The Times has not subjected Manning to a news blackout, Sullivan acknowledges, writing that the paper ran an Associated Press story about the proceedings last week and repeating Times Washington Bureau Chief David Leonhardt’s pretty good excuses that 1) the paper does not ordinarily cover every proceeding in every newsworthy case and 2) the paper previously covered (in 2011!) the charges of Manning’s mistreatment.
Sullivan is not persuaded. She quotes at length from a comment by Times reader David Morf, who states that the Times “is the paper of record” and the place where the Pentagon Papers were published. “It’s unconscionable and sad if the Times sits quietly by saying nothing — even worse, simply running AP wire copy to let the story bury itself,” he writes. Sullivan nods in approval, concluding that the Manning hearings’ news value dictates that the “Times should be there.”
What the Times should and what the Times should not cover is a parlor game that even Times non-readers can play with every day’s edition. The likelihood is that no two players will ever find themselves in complete agreement about what to cover and in what precise depth. That is not a reason not to play the “should-shouldn’t” game but an indicator that the Manning complaint that Sullivan and her correspondents share is a tad arbitrary.
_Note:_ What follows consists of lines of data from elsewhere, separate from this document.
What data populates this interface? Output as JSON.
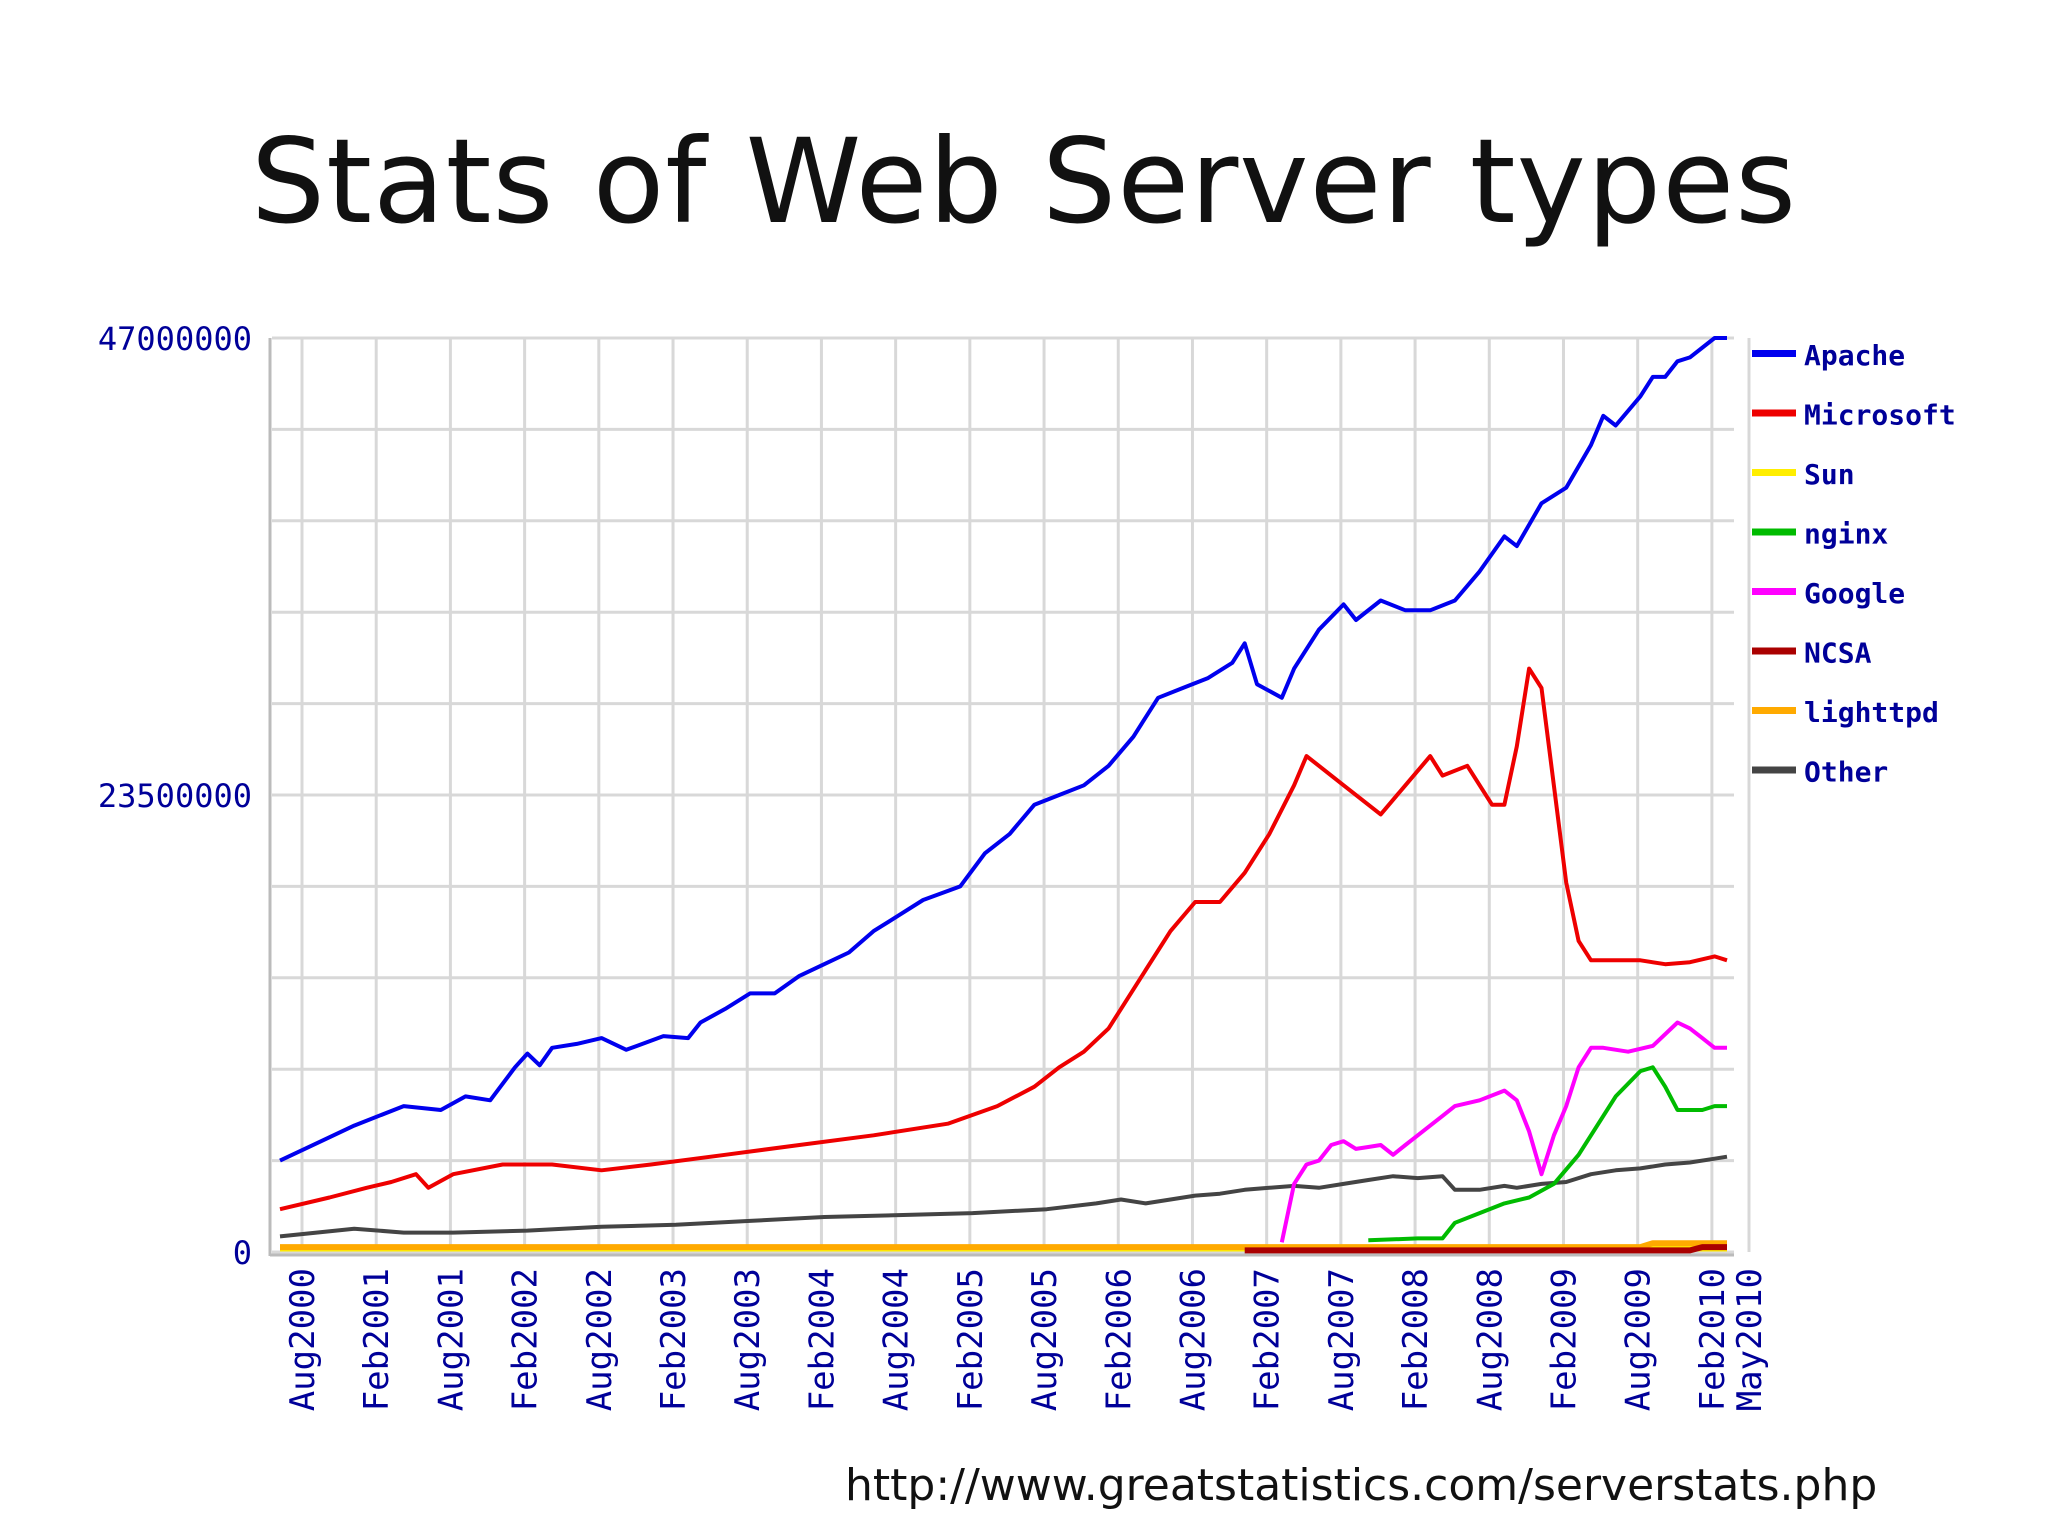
{
  "slide": {
    "title": "Stats of Web Server types",
    "source_url": "http://www.greatstatistics.com/serverstats.php"
  },
  "chart_data": {
    "type": "line",
    "title": "",
    "xlabel": "",
    "ylabel": "",
    "ylim": [
      0,
      47000000
    ],
    "y_ticks": [
      "0",
      "23500000",
      "47000000"
    ],
    "x_ticks": [
      "Aug2000",
      "Feb2001",
      "Aug2001",
      "Feb2002",
      "Aug2002",
      "Feb2003",
      "Aug2003",
      "Feb2004",
      "Aug2004",
      "Feb2005",
      "Aug2005",
      "Feb2006",
      "Aug2006",
      "Feb2007",
      "Aug2007",
      "Feb2008",
      "Aug2008",
      "Feb2009",
      "Aug2009",
      "Feb2010",
      "May2010"
    ],
    "x_tick_months": [
      0,
      6,
      12,
      18,
      24,
      30,
      36,
      42,
      48,
      54,
      60,
      66,
      72,
      78,
      84,
      90,
      96,
      102,
      108,
      114,
      117
    ],
    "x_range_months": [
      0,
      117
    ],
    "grid": true,
    "legend_position": "right",
    "series": [
      {
        "name": "Apache",
        "color": "#0000ee",
        "points": [
          [
            0,
            4700000.0
          ],
          [
            6,
            6500000.0
          ],
          [
            10,
            7500000.0
          ],
          [
            13,
            7300000.0
          ],
          [
            15,
            8000000.0
          ],
          [
            17,
            7800000.0
          ],
          [
            19,
            9500000.0
          ],
          [
            20,
            10200000.0
          ],
          [
            21,
            9600000.0
          ],
          [
            22,
            10500000.0
          ],
          [
            24,
            10700000.0
          ],
          [
            26,
            11000000.0
          ],
          [
            28,
            10400000.0
          ],
          [
            31,
            11100000.0
          ],
          [
            33,
            11000000.0
          ],
          [
            34,
            11800000.0
          ],
          [
            36,
            12500000.0
          ],
          [
            38,
            13300000.0
          ],
          [
            40,
            13300000.0
          ],
          [
            42,
            14200000.0
          ],
          [
            44,
            14800000.0
          ],
          [
            46,
            15400000.0
          ],
          [
            48,
            16500000.0
          ],
          [
            50,
            17300000.0
          ],
          [
            52,
            18100000.0
          ],
          [
            55,
            18800000.0
          ],
          [
            57,
            20500000.0
          ],
          [
            59,
            21500000.0
          ],
          [
            61,
            23000000.0
          ],
          [
            63,
            23500000.0
          ],
          [
            65,
            24000000.0
          ],
          [
            67,
            25000000.0
          ],
          [
            69,
            26500000.0
          ],
          [
            71,
            28500000.0
          ],
          [
            73,
            29000000.0
          ],
          [
            75,
            29500000.0
          ],
          [
            77,
            30300000.0
          ],
          [
            78,
            31300000.0
          ],
          [
            79,
            29200000.0
          ],
          [
            81,
            28500000.0
          ],
          [
            82,
            30000000.0
          ],
          [
            84,
            32000000.0
          ],
          [
            86,
            33300000.0
          ],
          [
            87,
            32500000.0
          ],
          [
            89,
            33500000.0
          ],
          [
            91,
            33000000.0
          ],
          [
            93,
            33000000.0
          ],
          [
            95,
            33500000.0
          ],
          [
            97,
            35000000.0
          ],
          [
            99,
            36800000.0
          ],
          [
            100,
            36300000.0
          ],
          [
            102,
            38500000.0
          ],
          [
            104,
            39300000.0
          ],
          [
            106,
            41500000.0
          ],
          [
            107,
            43000000.0
          ],
          [
            108,
            42500000.0
          ],
          [
            110,
            44000000.0
          ],
          [
            111,
            45000000.0
          ],
          [
            112,
            45000000.0
          ],
          [
            113,
            45800000.0
          ],
          [
            114,
            46000000.0
          ],
          [
            116,
            47000000.0
          ],
          [
            117,
            47000000.0
          ]
        ]
      },
      {
        "name": "Microsoft",
        "color": "#ee0000",
        "points": [
          [
            0,
            2200000.0
          ],
          [
            4,
            2800000.0
          ],
          [
            7,
            3300000.0
          ],
          [
            9,
            3600000.0
          ],
          [
            11,
            4000000.0
          ],
          [
            12,
            3300000.0
          ],
          [
            14,
            4000000.0
          ],
          [
            18,
            4500000.0
          ],
          [
            22,
            4500000.0
          ],
          [
            26,
            4200000.0
          ],
          [
            30,
            4500000.0
          ],
          [
            36,
            5000000.0
          ],
          [
            42,
            5500000.0
          ],
          [
            48,
            6000000.0
          ],
          [
            54,
            6600000.0
          ],
          [
            58,
            7500000.0
          ],
          [
            61,
            8500000.0
          ],
          [
            63,
            9500000.0
          ],
          [
            65,
            10300000.0
          ],
          [
            67,
            11500000.0
          ],
          [
            68,
            12500000.0
          ],
          [
            70,
            14500000.0
          ],
          [
            72,
            16500000.0
          ],
          [
            74,
            18000000.0
          ],
          [
            76,
            18000000.0
          ],
          [
            78,
            19500000.0
          ],
          [
            80,
            21500000.0
          ],
          [
            82,
            24000000.0
          ],
          [
            83,
            25500000.0
          ],
          [
            84,
            25000000.0
          ],
          [
            86,
            24000000.0
          ],
          [
            88,
            23000000.0
          ],
          [
            89,
            22500000.0
          ],
          [
            91,
            24000000.0
          ],
          [
            93,
            25500000.0
          ],
          [
            94,
            24500000.0
          ],
          [
            96,
            25000000.0
          ],
          [
            98,
            23000000.0
          ],
          [
            99,
            23000000.0
          ],
          [
            100,
            26000000.0
          ],
          [
            101,
            30000000.0
          ],
          [
            102,
            29000000.0
          ],
          [
            104,
            19000000.0
          ],
          [
            105,
            16000000.0
          ],
          [
            106,
            15000000.0
          ],
          [
            108,
            15000000.0
          ],
          [
            110,
            15000000.0
          ],
          [
            112,
            14800000.0
          ],
          [
            114,
            14900000.0
          ],
          [
            116,
            15200000.0
          ],
          [
            117,
            15000000.0
          ]
        ]
      },
      {
        "name": "Sun",
        "color": "#ffee00",
        "points": [
          [
            0,
            180000.0
          ],
          [
            117,
            180000.0
          ]
        ]
      },
      {
        "name": "nginx",
        "color": "#00bb00",
        "points": [
          [
            88,
            600000.0
          ],
          [
            92,
            700000.0
          ],
          [
            94,
            700000.0
          ],
          [
            95,
            1500000.0
          ],
          [
            97,
            2000000.0
          ],
          [
            99,
            2500000.0
          ],
          [
            101,
            2800000.0
          ],
          [
            103,
            3500000.0
          ],
          [
            105,
            5000000.0
          ],
          [
            106,
            6000000.0
          ],
          [
            108,
            8000000.0
          ],
          [
            110,
            9300000.0
          ],
          [
            111,
            9500000.0
          ],
          [
            112,
            8500000.0
          ],
          [
            113,
            7300000.0
          ],
          [
            114,
            7300000.0
          ],
          [
            115,
            7300000.0
          ],
          [
            116,
            7500000.0
          ],
          [
            117,
            7500000.0
          ]
        ]
      },
      {
        "name": "Google",
        "color": "#ff00ff",
        "points": [
          [
            81,
            500000.0
          ],
          [
            82,
            3500000.0
          ],
          [
            83,
            4500000.0
          ],
          [
            84,
            4700000.0
          ],
          [
            85,
            5500000.0
          ],
          [
            86,
            5700000.0
          ],
          [
            87,
            5300000.0
          ],
          [
            88,
            5400000.0
          ],
          [
            89,
            5500000.0
          ],
          [
            90,
            5000000.0
          ],
          [
            91,
            5500000.0
          ],
          [
            92,
            6000000.0
          ],
          [
            93,
            6500000.0
          ],
          [
            94,
            7000000.0
          ],
          [
            95,
            7500000.0
          ],
          [
            97,
            7800000.0
          ],
          [
            99,
            8300000.0
          ],
          [
            100,
            7800000.0
          ],
          [
            101,
            6200000.0
          ],
          [
            102,
            4000000.0
          ],
          [
            103,
            6000000.0
          ],
          [
            104,
            7500000.0
          ],
          [
            105,
            9500000.0
          ],
          [
            106,
            10500000.0
          ],
          [
            107,
            10500000.0
          ],
          [
            109,
            10300000.0
          ],
          [
            111,
            10600000.0
          ],
          [
            113,
            11800000.0
          ],
          [
            114,
            11500000.0
          ],
          [
            115,
            11000000.0
          ],
          [
            116,
            10500000.0
          ],
          [
            117,
            10500000.0
          ]
        ]
      },
      {
        "name": "NCSA",
        "color": "#aa0000",
        "points": [
          [
            78,
            80000.0
          ],
          [
            114,
            80000.0
          ],
          [
            115,
            250000.0
          ],
          [
            117,
            250000.0
          ]
        ]
      },
      {
        "name": "lighttpd",
        "color": "#ffaa00",
        "points": [
          [
            0,
            250000.0
          ],
          [
            110,
            250000.0
          ],
          [
            111,
            450000.0
          ],
          [
            117,
            450000.0
          ]
        ]
      },
      {
        "name": "Other",
        "color": "#444444",
        "points": [
          [
            0,
            800000.0
          ],
          [
            6,
            1200000.0
          ],
          [
            10,
            1000000.0
          ],
          [
            14,
            1000000.0
          ],
          [
            20,
            1100000.0
          ],
          [
            26,
            1300000.0
          ],
          [
            32,
            1400000.0
          ],
          [
            38,
            1600000.0
          ],
          [
            44,
            1800000.0
          ],
          [
            50,
            1900000.0
          ],
          [
            56,
            2000000.0
          ],
          [
            62,
            2200000.0
          ],
          [
            66,
            2500000.0
          ],
          [
            68,
            2700000.0
          ],
          [
            70,
            2500000.0
          ],
          [
            72,
            2700000.0
          ],
          [
            74,
            2900000.0
          ],
          [
            76,
            3000000.0
          ],
          [
            78,
            3200000.0
          ],
          [
            80,
            3300000.0
          ],
          [
            82,
            3400000.0
          ],
          [
            84,
            3300000.0
          ],
          [
            86,
            3500000.0
          ],
          [
            88,
            3700000.0
          ],
          [
            90,
            3900000.0
          ],
          [
            92,
            3800000.0
          ],
          [
            94,
            3900000.0
          ],
          [
            95,
            3200000.0
          ],
          [
            97,
            3200000.0
          ],
          [
            99,
            3400000.0
          ],
          [
            100,
            3300000.0
          ],
          [
            102,
            3500000.0
          ],
          [
            104,
            3600000.0
          ],
          [
            106,
            4000000.0
          ],
          [
            108,
            4200000.0
          ],
          [
            110,
            4300000.0
          ],
          [
            112,
            4500000.0
          ],
          [
            114,
            4600000.0
          ],
          [
            116,
            4800000.0
          ],
          [
            117,
            4900000.0
          ]
        ]
      }
    ]
  }
}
Even if the Times is the be-all and end-all of journalism (something I doubt), it does not mean that if the Times is not reporting a story the story is not getting reported. Frustrated Times readers seeking play-by-play coverage of the Manning hearings can take their interest elsewhere. Besides the Associated Press, Agence France Presse, Reuters, the Huffington Post, the Guardian, CNN, the Washington Post, the Tribune Washington bureau, the BBC, NBC, ABC, PBS and other outlets have been on the story.